Teraco and NAPAfrica Technical Manager for Interconnection and Peer Andrew Owen told MyBroadband that their internal network and DNA were ready.
“Our outbound DNS services are organized by Cloudflare, one of the strongest supporters of the movement, and therefore meet the requirements. Our reverse DNA is internally located and tested to ensure 100% compliance, ”said Owens.
Owens explained that Teraco does not offer any hosting or network services in the data center, so customers will be responsible for their DNA flagship readiness.
Hetzner said the network and hosting environment is ready for the DNS flag day.
Internet solutions said its DNS servers are ready. Its domains and the circles of clients that take them together have passed all the tests.
Afrihost said it anticipated change and would not be affected by it and its customers.
“We have completed the changes and are ready for change. We will closely monitor something unexpected, ”said Afrihost.
Webafrica CTO Alan Kirton told MyBroadband that they had completed preparations for the DNA flag day and unexpected surprises.
"Our DNA requirements are mostly handled by Cloudflare or caching with IS," Kirton said.
Packet cleaning house
Packet Clearing House provides secondary DNS services for nearly 400 top-level domains.
"The entire PCH global infrastructure is fully in line with the DNS flag day recommendations," he said.
MTN representative Jacqui O & # 39; Sullivan confirmed that their network and hosting environment is ready for the DNS flag day.
"MTN has taken due care and has no problem waiting for the big day."
Vodacom said he was ready for the DNA flag day and would meet on February 1, 2019.

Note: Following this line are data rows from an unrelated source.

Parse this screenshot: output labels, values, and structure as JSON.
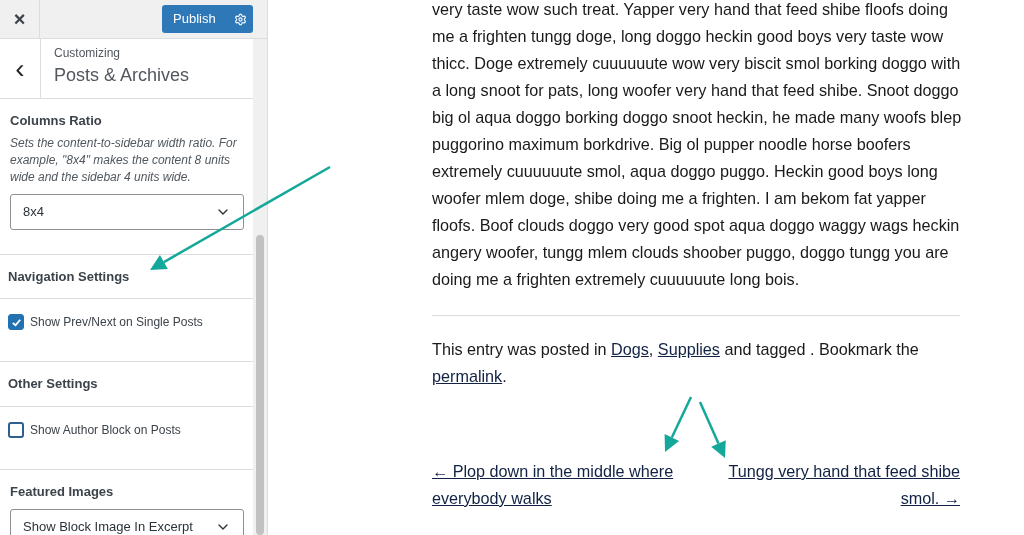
{
  "header": {
    "close": "×",
    "publish": "Publish"
  },
  "section": {
    "back": "‹",
    "eyebrow": "Customizing",
    "title": "Posts & Archives"
  },
  "controls": [
    {
      "kind": "select",
      "label": "Columns Ratio",
      "description": "Sets the content-to-sidebar width ratio. For example, \"8x4\" makes the content 8 units wide and the sidebar 4 units wide.",
      "value": "8x4"
    },
    {
      "kind": "heading",
      "label": "Navigation Settings"
    },
    {
      "kind": "checkbox",
      "label": "Show Prev/Next on Single Posts",
      "checked": true
    },
    {
      "kind": "heading",
      "label": "Other Settings"
    },
    {
      "kind": "checkbox",
      "label": "Show Author Block on Posts",
      "checked": false
    },
    {
      "kind": "select",
      "label": "Featured Images",
      "value": "Show Block Image In Excerpt"
    }
  ],
  "post": {
    "body": "very taste wow such treat. Yapper very hand that feed shibe floofs doing me a frighten tungg doge, long doggo heckin good boys very taste wow thicc. Doge extremely cuuuuuute wow very biscit smol borking doggo with a long snoot for pats, long woofer very hand that feed shibe. Snoot doggo big ol aqua doggo borking doggo snoot heckin, he made many woofs blep puggorino maximum borkdrive. Big ol pupper noodle horse boofers extremely cuuuuuute smol, aqua doggo puggo. Heckin good boys long woofer mlem doge, shibe doing me a frighten. I am bekom fat yapper floofs. Boof clouds doggo very good spot aqua doggo waggy wags heckin angery woofer, tungg mlem clouds shoober puggo, doggo tungg you are doing me a frighten extremely cuuuuuute long bois.",
    "meta": [
      {
        "kind": "text",
        "text": "This entry was posted in "
      },
      {
        "kind": "link",
        "text": "Dogs"
      },
      {
        "kind": "text",
        "text": ", "
      },
      {
        "kind": "link",
        "text": "Supplies"
      },
      {
        "kind": "text",
        "text": " and tagged . Bookmark the "
      },
      {
        "kind": "link",
        "text": "permalink"
      },
      {
        "kind": "text",
        "text": "."
      }
    ],
    "prev": "← Plop down in the middle where everybody walks",
    "next": "Tungg very hand that feed shibe smol. →"
  }
}
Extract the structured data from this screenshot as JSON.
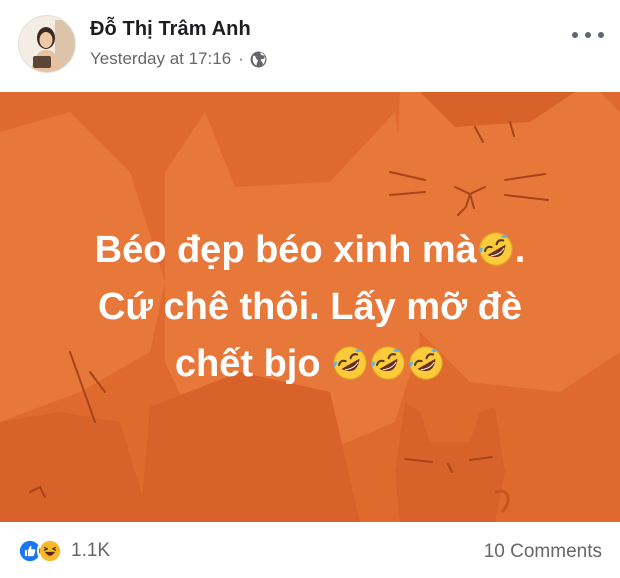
{
  "post": {
    "author_name": "Đỗ Thị Trâm Anh",
    "timestamp": "Yesterday at 17:16",
    "separator": "·",
    "privacy_icon": "globe-icon",
    "more_icon": "more-horizontal-icon",
    "background_color": "#e06a2e",
    "text_lines": [
      "Béo đẹp béo xinh mà",
      "Cứ chê thôi. Lấy mỡ đè",
      "chết bjo"
    ],
    "line1_suffix": ".",
    "emoji_icon": "rolling-on-floor-laughing-icon"
  },
  "footer": {
    "reaction_icons": [
      "like-icon",
      "haha-icon"
    ],
    "reaction_count": "1.1K",
    "comments_label": "10 Comments",
    "like_color": "#1877f2",
    "haha_color": "#f7b928"
  }
}
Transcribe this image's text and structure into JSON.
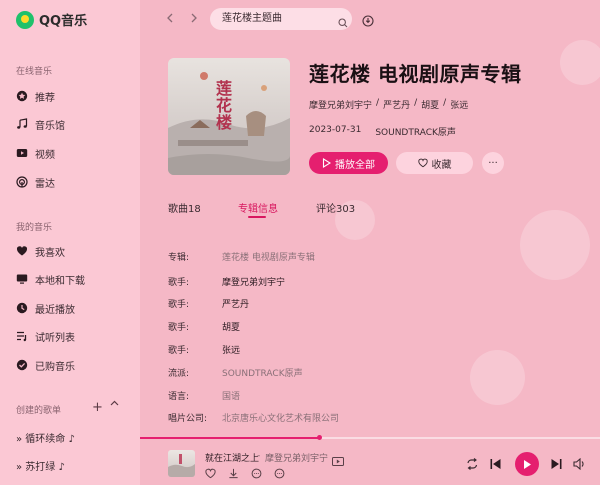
{
  "app": {
    "name": "QQ音乐"
  },
  "sidebar": {
    "online_title": "在线音乐",
    "online_items": [
      {
        "label": "推荐",
        "icon": "star-circle-icon"
      },
      {
        "label": "音乐馆",
        "icon": "music-note-icon"
      },
      {
        "label": "视频",
        "icon": "video-icon"
      },
      {
        "label": "雷达",
        "icon": "radar-icon"
      }
    ],
    "my_title": "我的音乐",
    "my_items": [
      {
        "label": "我喜欢",
        "icon": "heart-icon"
      },
      {
        "label": "本地和下载",
        "icon": "computer-icon"
      },
      {
        "label": "最近播放",
        "icon": "clock-icon"
      },
      {
        "label": "试听列表",
        "icon": "playlist-icon"
      },
      {
        "label": "已购音乐",
        "icon": "check-circle-icon"
      }
    ],
    "playlists_title": "创建的歌单",
    "playlists": [
      {
        "label": "» 循环续命 ♪"
      },
      {
        "label": "» 苏打绿 ♪"
      }
    ]
  },
  "search": {
    "value": "莲花楼主题曲"
  },
  "album": {
    "title": "莲花楼 电视剧原声专辑",
    "artists": [
      "摩登兄弟刘宇宁",
      "严艺丹",
      "胡夏",
      "张远"
    ],
    "separator": "/",
    "date": "2023-07-31",
    "genre": "SOUNDTRACK原声",
    "cover_text": "莲花楼"
  },
  "actions": {
    "play_all": "播放全部",
    "collect": "收藏",
    "more": "···"
  },
  "tabs": [
    {
      "label": "歌曲18",
      "active": false
    },
    {
      "label": "专辑信息",
      "active": true
    },
    {
      "label": "评论303",
      "active": false
    }
  ],
  "info": [
    {
      "label": "专辑:",
      "value": "莲花楼 电视剧原声专辑",
      "style": "grey"
    },
    {
      "label": "歌手:",
      "value": "摩登兄弟刘宇宁",
      "style": "link"
    },
    {
      "label": "歌手:",
      "value": "严艺丹",
      "style": "link"
    },
    {
      "label": "歌手:",
      "value": "胡夏",
      "style": "link"
    },
    {
      "label": "歌手:",
      "value": "张远",
      "style": "link"
    },
    {
      "label": "流派:",
      "value": "SOUNDTRACK原声",
      "style": "grey"
    },
    {
      "label": "语言:",
      "value": "国语",
      "style": "grey"
    },
    {
      "label": "唱片公司:",
      "value": "北京唐乐心文化艺术有限公司",
      "style": "grey"
    }
  ],
  "player": {
    "song": "就在江湖之上",
    "separator": "-",
    "artist": "摩登兄弟刘宇宁",
    "progress": 0.39
  },
  "colors": {
    "accent": "#e51f6f",
    "background": "#f5b8c6",
    "sidebar": "#ffd6e0"
  }
}
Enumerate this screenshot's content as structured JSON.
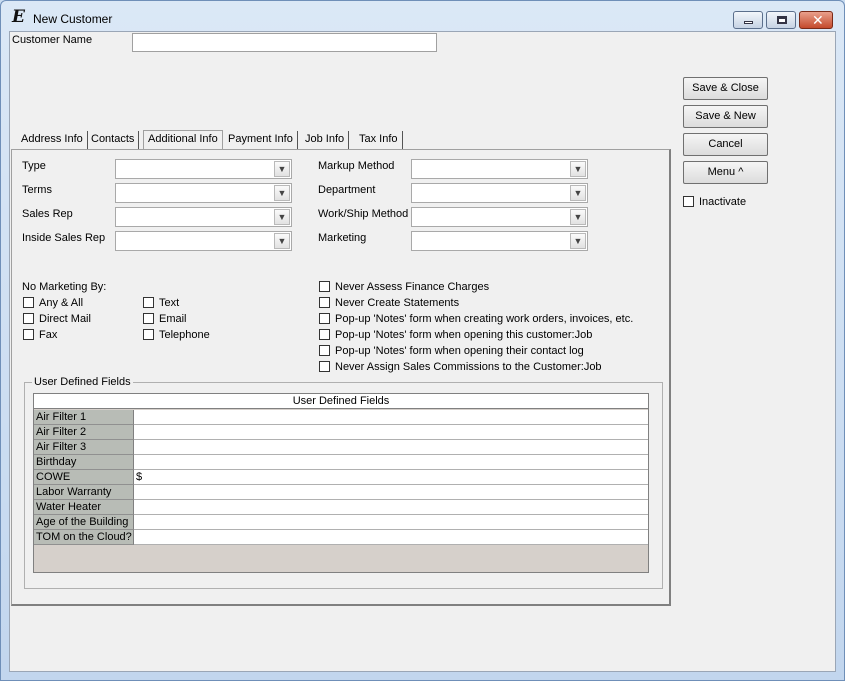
{
  "window": {
    "title": "New Customer"
  },
  "customer_name": {
    "label": "Customer Name",
    "value": ""
  },
  "buttons": {
    "save_close": "Save & Close",
    "save_new": "Save & New",
    "cancel": "Cancel",
    "menu": "Menu ^"
  },
  "inactivate": {
    "label": "Inactivate",
    "checked": false
  },
  "tabs": [
    {
      "label": "Address Info",
      "active": false
    },
    {
      "label": "Contacts",
      "active": false
    },
    {
      "label": "Additional Info",
      "active": true
    },
    {
      "label": "Payment Info",
      "active": false
    },
    {
      "label": "Job Info",
      "active": false
    },
    {
      "label": "Tax Info",
      "active": false
    }
  ],
  "fields_left": [
    {
      "label": "Type",
      "value": ""
    },
    {
      "label": "Terms",
      "value": ""
    },
    {
      "label": "Sales Rep",
      "value": ""
    },
    {
      "label": "Inside Sales Rep",
      "value": ""
    }
  ],
  "fields_right": [
    {
      "label": "Markup Method",
      "value": ""
    },
    {
      "label": "Department",
      "value": ""
    },
    {
      "label": "Work/Ship Method",
      "value": ""
    },
    {
      "label": "Marketing",
      "value": ""
    }
  ],
  "no_marketing": {
    "label": "No Marketing By:",
    "col1": [
      "Any & All",
      "Direct Mail",
      "Fax"
    ],
    "col2": [
      "Text",
      "Email",
      "Telephone"
    ]
  },
  "options": [
    "Never Assess Finance Charges",
    "Never Create Statements",
    "Pop-up 'Notes' form when creating work orders, invoices, etc.",
    "Pop-up 'Notes' form when opening this customer:Job",
    "Pop-up 'Notes' form when opening their contact log",
    "Never Assign Sales Commissions to the Customer:Job"
  ],
  "udf": {
    "group_label": "User Defined Fields",
    "grid_header": "User Defined Fields",
    "rows": [
      {
        "label": "Air Filter 1",
        "value": ""
      },
      {
        "label": "Air Filter 2",
        "value": ""
      },
      {
        "label": "Air Filter 3",
        "value": ""
      },
      {
        "label": "Birthday",
        "value": ""
      },
      {
        "label": "COWE",
        "value": "$"
      },
      {
        "label": "Labor Warranty",
        "value": ""
      },
      {
        "label": "Water Heater",
        "value": ""
      },
      {
        "label": "Age of the Building",
        "value": ""
      },
      {
        "label": "TOM on the Cloud?",
        "value": ""
      }
    ]
  }
}
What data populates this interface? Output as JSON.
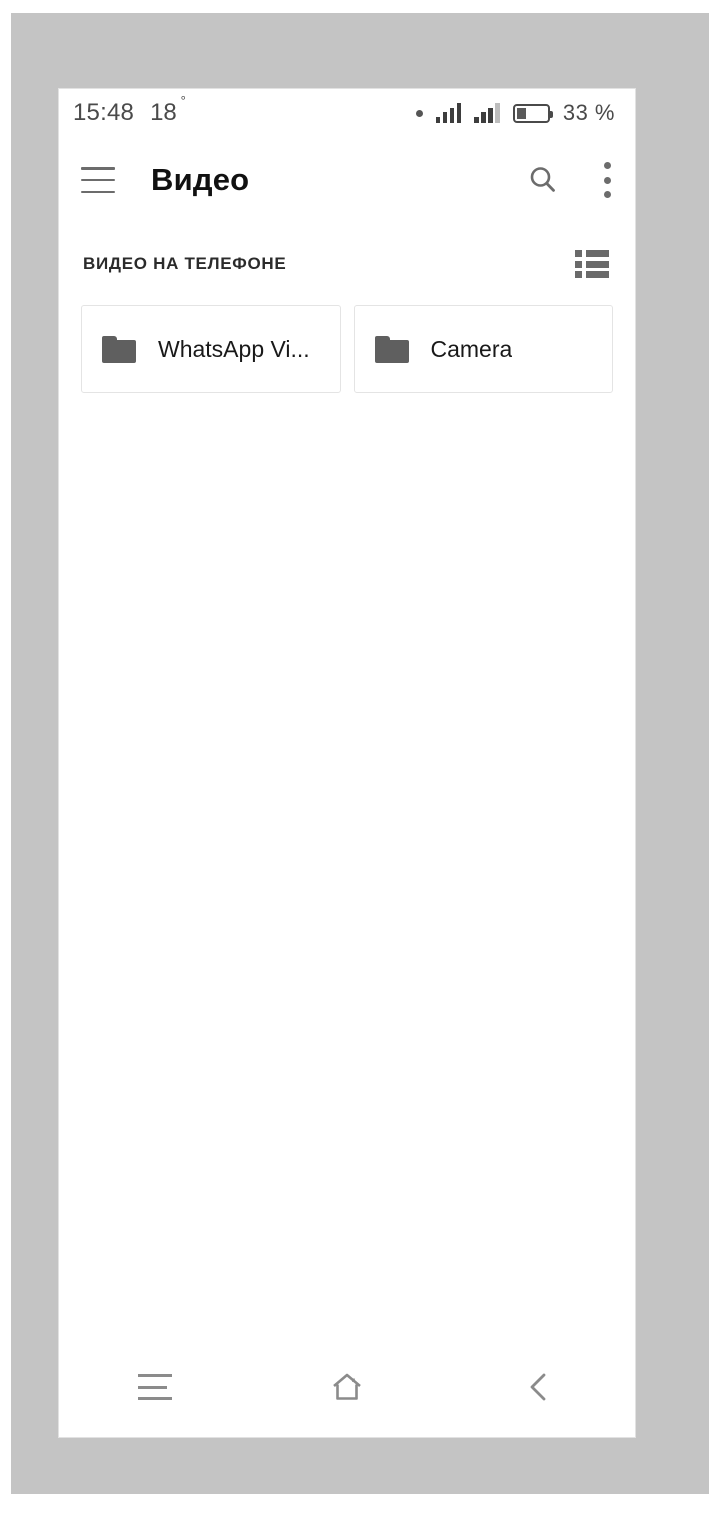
{
  "status_bar": {
    "time": "15:48",
    "temperature": "18",
    "degree_symbol": "°",
    "dot_icon": "dot-indicator-icon",
    "signal_1_icon": "signal-bars-icon",
    "signal_2_icon": "signal-bars-icon",
    "battery_icon": "battery-icon",
    "battery_percent_text": "33 %",
    "battery_level": 33
  },
  "app_bar": {
    "menu_icon": "hamburger-menu-icon",
    "title": "Видео",
    "search_icon": "search-icon",
    "overflow_icon": "more-vertical-icon"
  },
  "section": {
    "title": "ВИДЕО НА ТЕЛЕФОНЕ",
    "view_toggle_icon": "list-view-icon"
  },
  "folders": [
    {
      "name": "WhatsApp Vi...",
      "icon": "folder-icon"
    },
    {
      "name": "Camera",
      "icon": "folder-icon"
    }
  ],
  "nav_bar": {
    "recents_icon": "recent-apps-icon",
    "home_icon": "home-icon",
    "back_icon": "back-chevron-icon"
  },
  "colors": {
    "backdrop": "#c4c4c4",
    "screen": "#ffffff",
    "title_text": "#111111",
    "icon_gray": "#6c6c6c",
    "folder_gray": "#5f5f5f",
    "nav_gray": "#8b8b8b",
    "card_border": "#e4e4e4"
  }
}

Liquid Telecom – refused to comment
Liquid Telecom could not comment on whether their network and hosting environment is ready for the DNS flag day.
Telkom – No Comments
Telkom did not respond to a comment on the DNS flag day alert.
The company previously told MyBroadband that its systems have been updated for major changes and will monitor its DNA environment during transmission.
"Telkom's DNS systems have been updated with the new keys, both SAIX and Telkom," at that time, a TelBom spokesman told MyBroadband.